Climate change beginning to affect world: IPCC report

The effects of climate change are already visible across the world, specially among vulnerable population of countries like India, the new report of the Intergovernmental Panel on Climate Change (IPCC) said Monday.

"The effects of climate change are already occurring on all continents and across the oceans. The world, in many cases, is ill-prepared for a changing climate," the report said.

The report 'Climate Change 2014: Impacts, Adaptation, and Vulnerability' from United Nation's IPCC details the impacts of climate change to date, the future risks from a changing climate and the opportunities for effective action to reduce risks.

The IPCC report said climate change impacts are already widespread across all continents and oceans and rapidly worsening. It states that in Asia, this climate chaos can bring about floods, heat-related mortality, and drought and water related food shortage.

The report also states that climate change will have a negative impact on wheat yields in South Asia and an increase in riverine, coastal, and urban flooding can lead to widespread damage to infrastructure, livelihoods and settlements, in the continent.

Urging the Indian government to take steps to address India's vulnerability, environmental NGO Greepeace India said this might mean likely impact on cities such as Mumbai and Kolkata in India and Dhaka in Bangladesh.
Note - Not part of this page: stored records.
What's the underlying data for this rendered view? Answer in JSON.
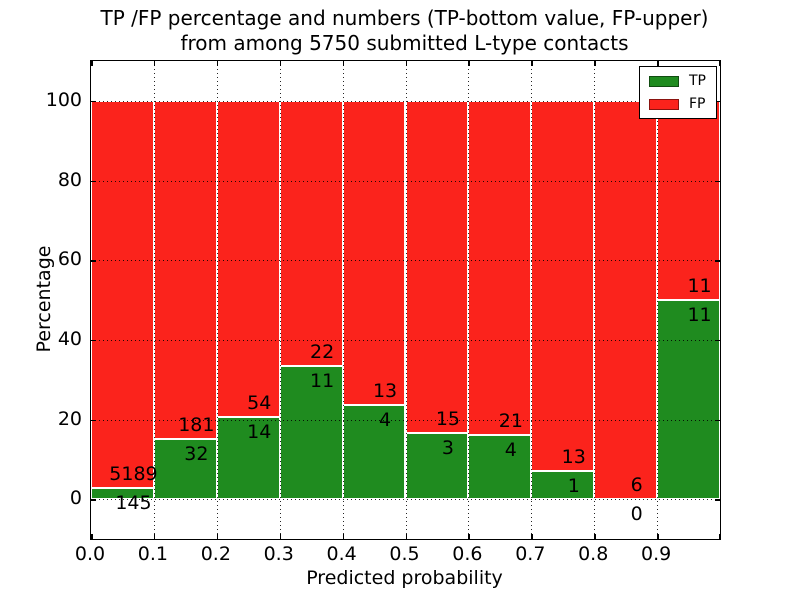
{
  "title": {
    "line1": "TP /FP percentage and numbers (TP-bottom value, FP-upper)",
    "line2": "from among 5750 submitted L-type contacts"
  },
  "chart_data": {
    "type": "bar",
    "stacked": true,
    "normalized": "each bin scaled to 100%",
    "title": "TP /FP percentage and numbers (TP-bottom value, FP-upper) from among 5750 submitted L-type contacts",
    "xlabel": "Predicted probability",
    "ylabel": "Percentage",
    "xlim": [
      0.0,
      1.0
    ],
    "ylim": [
      -10,
      110
    ],
    "bin_width": 0.1,
    "bin_starts": [
      0.0,
      0.1,
      0.2,
      0.3,
      0.4,
      0.5,
      0.6,
      0.7,
      0.8,
      0.9
    ],
    "xticks": [
      0.0,
      0.1,
      0.2,
      0.3,
      0.4,
      0.5,
      0.6,
      0.7,
      0.8,
      0.9
    ],
    "xtick_labels": [
      "0.0",
      "0.1",
      "0.2",
      "0.3",
      "0.4",
      "0.5",
      "0.6",
      "0.7",
      "0.8",
      "0.9"
    ],
    "yticks": [
      0,
      20,
      40,
      60,
      80,
      100
    ],
    "ytick_labels": [
      "0",
      "20",
      "40",
      "60",
      "80",
      "100"
    ],
    "grid": "dotted both axes, drawn above bars",
    "series": [
      {
        "name": "TP",
        "color": "#1f8b1f",
        "counts": [
          145,
          32,
          14,
          11,
          4,
          3,
          4,
          1,
          0,
          11
        ]
      },
      {
        "name": "FP",
        "color": "#fb231c",
        "counts": [
          5189,
          181,
          54,
          22,
          13,
          15,
          21,
          13,
          6,
          11
        ]
      }
    ],
    "tp_percent_of_bin": [
      2.7,
      15.0,
      20.6,
      33.3,
      23.5,
      16.7,
      16.0,
      7.1,
      0.0,
      50.0
    ],
    "bar_edge_color": "#ffffff",
    "legend": {
      "position": "upper right",
      "entries": [
        {
          "label": "TP",
          "color": "#1f8b1f"
        },
        {
          "label": "FP",
          "color": "#fb231c"
        }
      ]
    }
  }
}
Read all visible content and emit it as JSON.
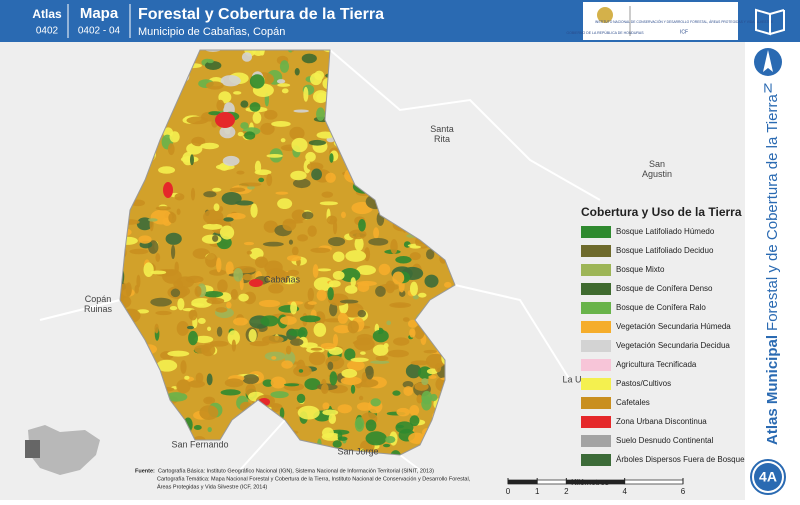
{
  "header": {
    "atlas_label": "Atlas",
    "atlas_code": "0402",
    "map_label": "Mapa",
    "map_code": "0402 - 04",
    "title": "Forestal y Cobertura de la Tierra",
    "subtitle": "Municipio de Cabañas, Copán",
    "logo_left": "GOBIERNO DE LA REPÚBLICA DE HONDURAS",
    "logo_right": "INSTITUTO NACIONAL DE CONSERVACIÓN Y DESARROLLO FORESTAL, ÁREAS PROTEGIDAS Y VIDA SILVESTRE",
    "logo_right_short": "ICF"
  },
  "side": {
    "north": "N",
    "title_bold": "Atlas Municipal",
    "title_rest": "Forestal y de Cobertura de la Tierra",
    "badge": "4A"
  },
  "places": [
    {
      "label": "Santa Rita"
    },
    {
      "label": "San Agustin"
    },
    {
      "label": "Copán Ruinas"
    },
    {
      "label": "San Fernando"
    },
    {
      "label": "San Jorge"
    },
    {
      "label": "Cabañas"
    },
    {
      "label": "La U"
    }
  ],
  "legend": {
    "title": "Cobertura y Uso de la Tierra",
    "items": [
      {
        "label": "Bosque Latifoliado Húmedo",
        "color": "#2f8a2f"
      },
      {
        "label": "Bosque Latifoliado Deciduo",
        "color": "#6e6a2c"
      },
      {
        "label": "Bosque Mixto",
        "color": "#9db556"
      },
      {
        "label": "Bosque de Conífera Denso",
        "color": "#3f6a2f"
      },
      {
        "label": "Bosque de Conífera Ralo",
        "color": "#68b34a"
      },
      {
        "label": "Vegetación Secundaria Húmeda",
        "color": "#f5ad2b"
      },
      {
        "label": "Vegetación Secundaria Decidua",
        "color": "#d3d3d3"
      },
      {
        "label": "Agricultura Tecnificada",
        "color": "#f7c5d8"
      },
      {
        "label": "Pastos/Cultivos",
        "color": "#f4f04f"
      },
      {
        "label": "Cafetales",
        "color": "#c98f1f"
      },
      {
        "label": "Zona Urbana Discontinua",
        "color": "#e5282a"
      },
      {
        "label": "Suelo Desnudo Continental",
        "color": "#a3a3a3"
      },
      {
        "label": "Árboles Dispersos Fuera de Bosque",
        "color": "#3c6b38"
      }
    ]
  },
  "source": {
    "label": "Fuente:",
    "lines": [
      "Cartografía Básica: Instituto Geográfico Nacional (IGN), Sistema Nacional de Información Territorial (SINIT, 2013)",
      "Cartografía Temática: Mapa Nacional Forestal y Cobertura de la Tierra, Instituto Nacional de Conservación y Desarrollo Forestal,",
      "Áreas Protegidas y Vida Silvestre (ICF, 2014)"
    ]
  },
  "scale": {
    "ticks": [
      0,
      1,
      2,
      4,
      6
    ],
    "unit": "Kilómetros"
  }
}
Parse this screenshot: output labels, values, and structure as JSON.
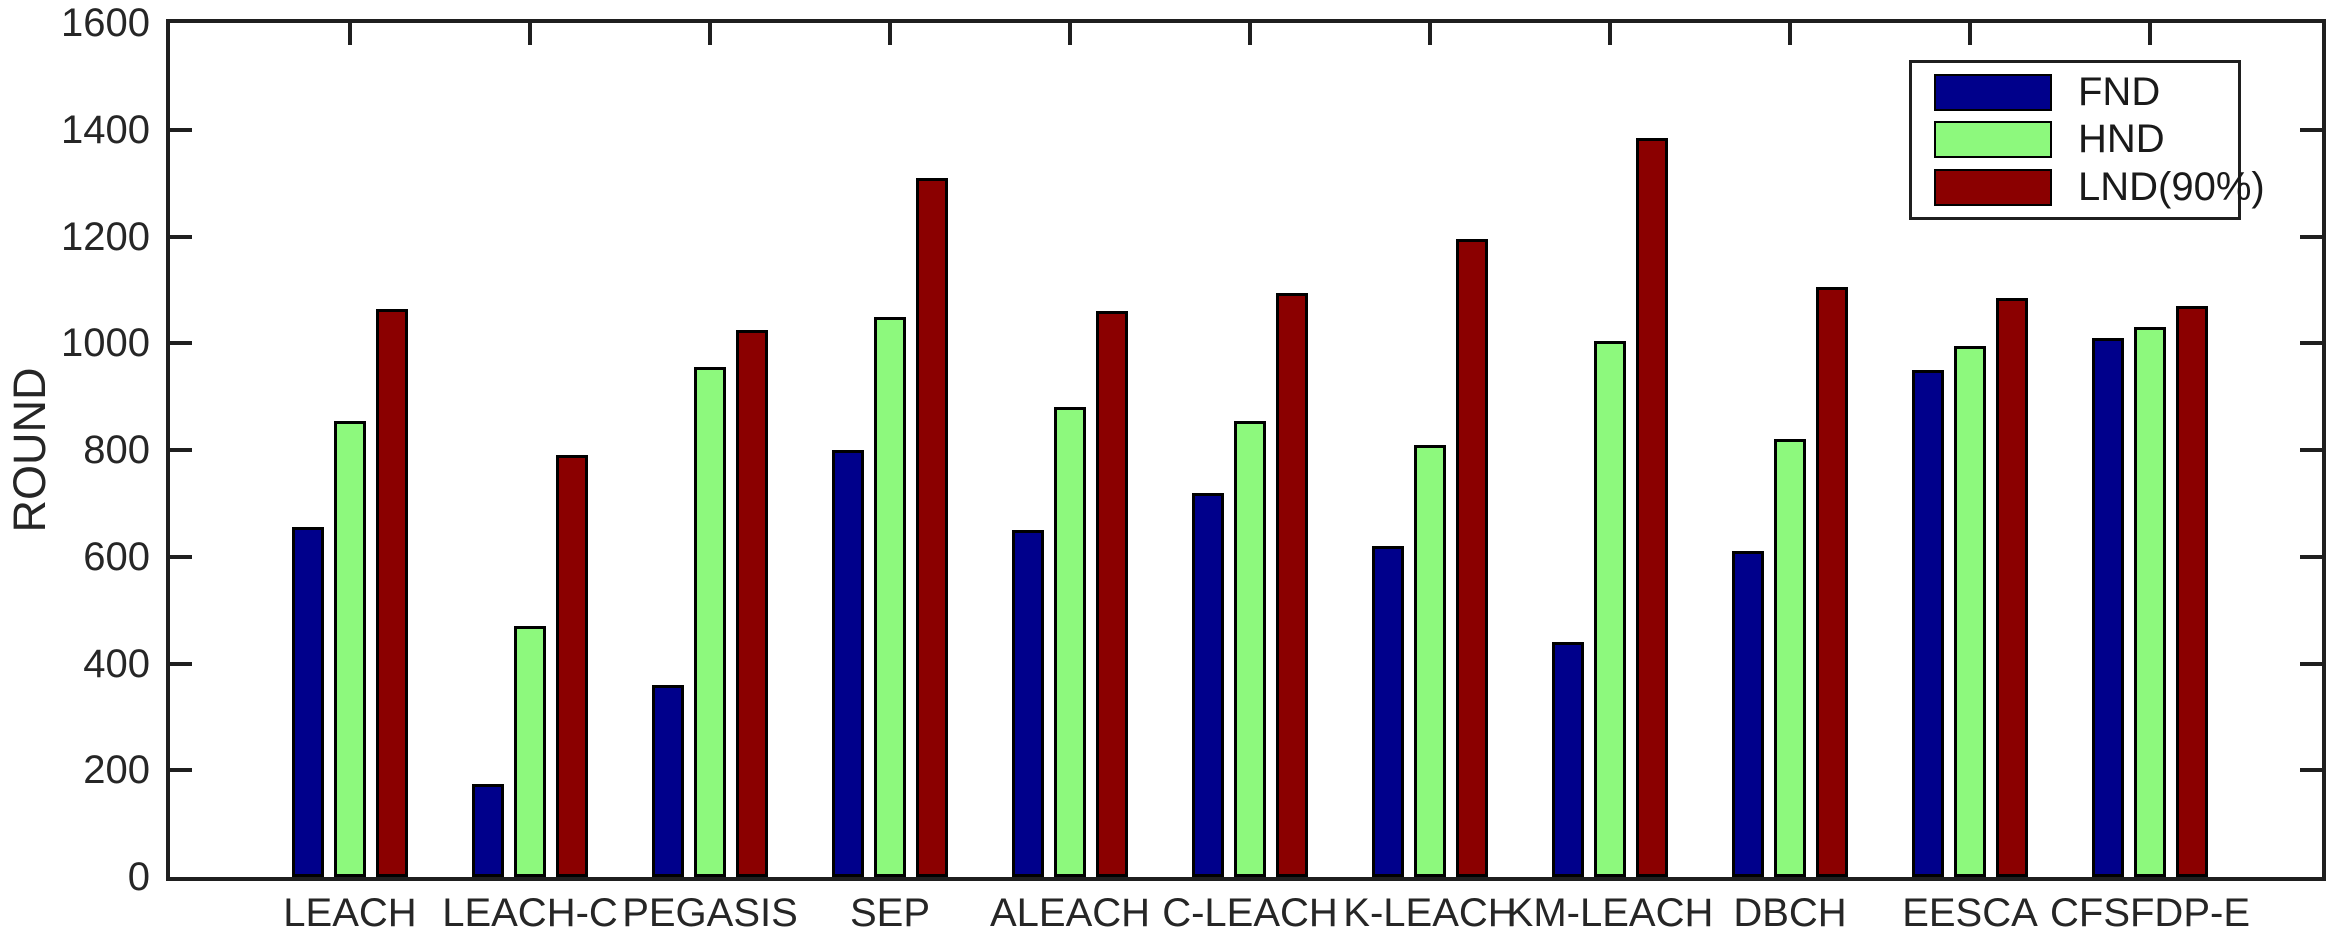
{
  "figure": {
    "background_color": "#ffffff",
    "axis_color": "#1f1f1f",
    "text_color": "#262626"
  },
  "chart_data": {
    "type": "bar",
    "title": "",
    "xlabel": "",
    "ylabel": "ROUND",
    "ylim": [
      0,
      1600
    ],
    "yticks": [
      0,
      200,
      400,
      600,
      800,
      1000,
      1200,
      1400,
      1600
    ],
    "grid": false,
    "box": true,
    "legend_position": "top-right",
    "bar_edge_color": "#000000",
    "categories": [
      "LEACH",
      "LEACH-C",
      "PEGASIS",
      "SEP",
      "ALEACH",
      "C-LEACH",
      "K-LEACH",
      "KM-LEACH",
      "DBCH",
      "EESCA",
      "CFSFDP-E"
    ],
    "series": [
      {
        "name": "FND",
        "color": "#00008B",
        "values": [
          655,
          175,
          360,
          800,
          650,
          720,
          620,
          440,
          610,
          950,
          1010
        ]
      },
      {
        "name": "HND",
        "color": "#8DF97D",
        "values": [
          855,
          470,
          955,
          1050,
          880,
          855,
          810,
          1005,
          820,
          995,
          1030
        ]
      },
      {
        "name": "LND(90%)",
        "color": "#8B0000",
        "values": [
          1065,
          790,
          1025,
          1310,
          1060,
          1095,
          1195,
          1385,
          1105,
          1085,
          1070
        ]
      }
    ]
  },
  "legend": {
    "items": [
      "FND",
      "HND",
      "LND(90%)"
    ]
  }
}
"It clearly shows that continuing on the path of coal and high carbon emissions will hurt India's development and economy eventually," said Arpana Udupa, campaigner, Greenpeace India.

Surendra Kumar, a Delhi University professor and one of the authors of the report, said: "India is among countries with high vulnerability as it has a large number of poor people. Issues like food security and unpredictable monsoons are issues which are directly affected by climate change".

Elaborating on the economic aspects of climate change on vulnerable populations, he gave an example where the report mentions that in countries like India, tourism, specially those in coastal areas, can be affected due to climate change.

"The frequency and the intensity of natural calamities like the Uttarakhand floods and the Odisha cyclone are going to be more. This will start affecting a large number of people," he said.

The report, which was released in Yokohama in Japan, however, concludes that there are opportunities to respond to such risks, though the risks will be difficult to mange with high levels of warming.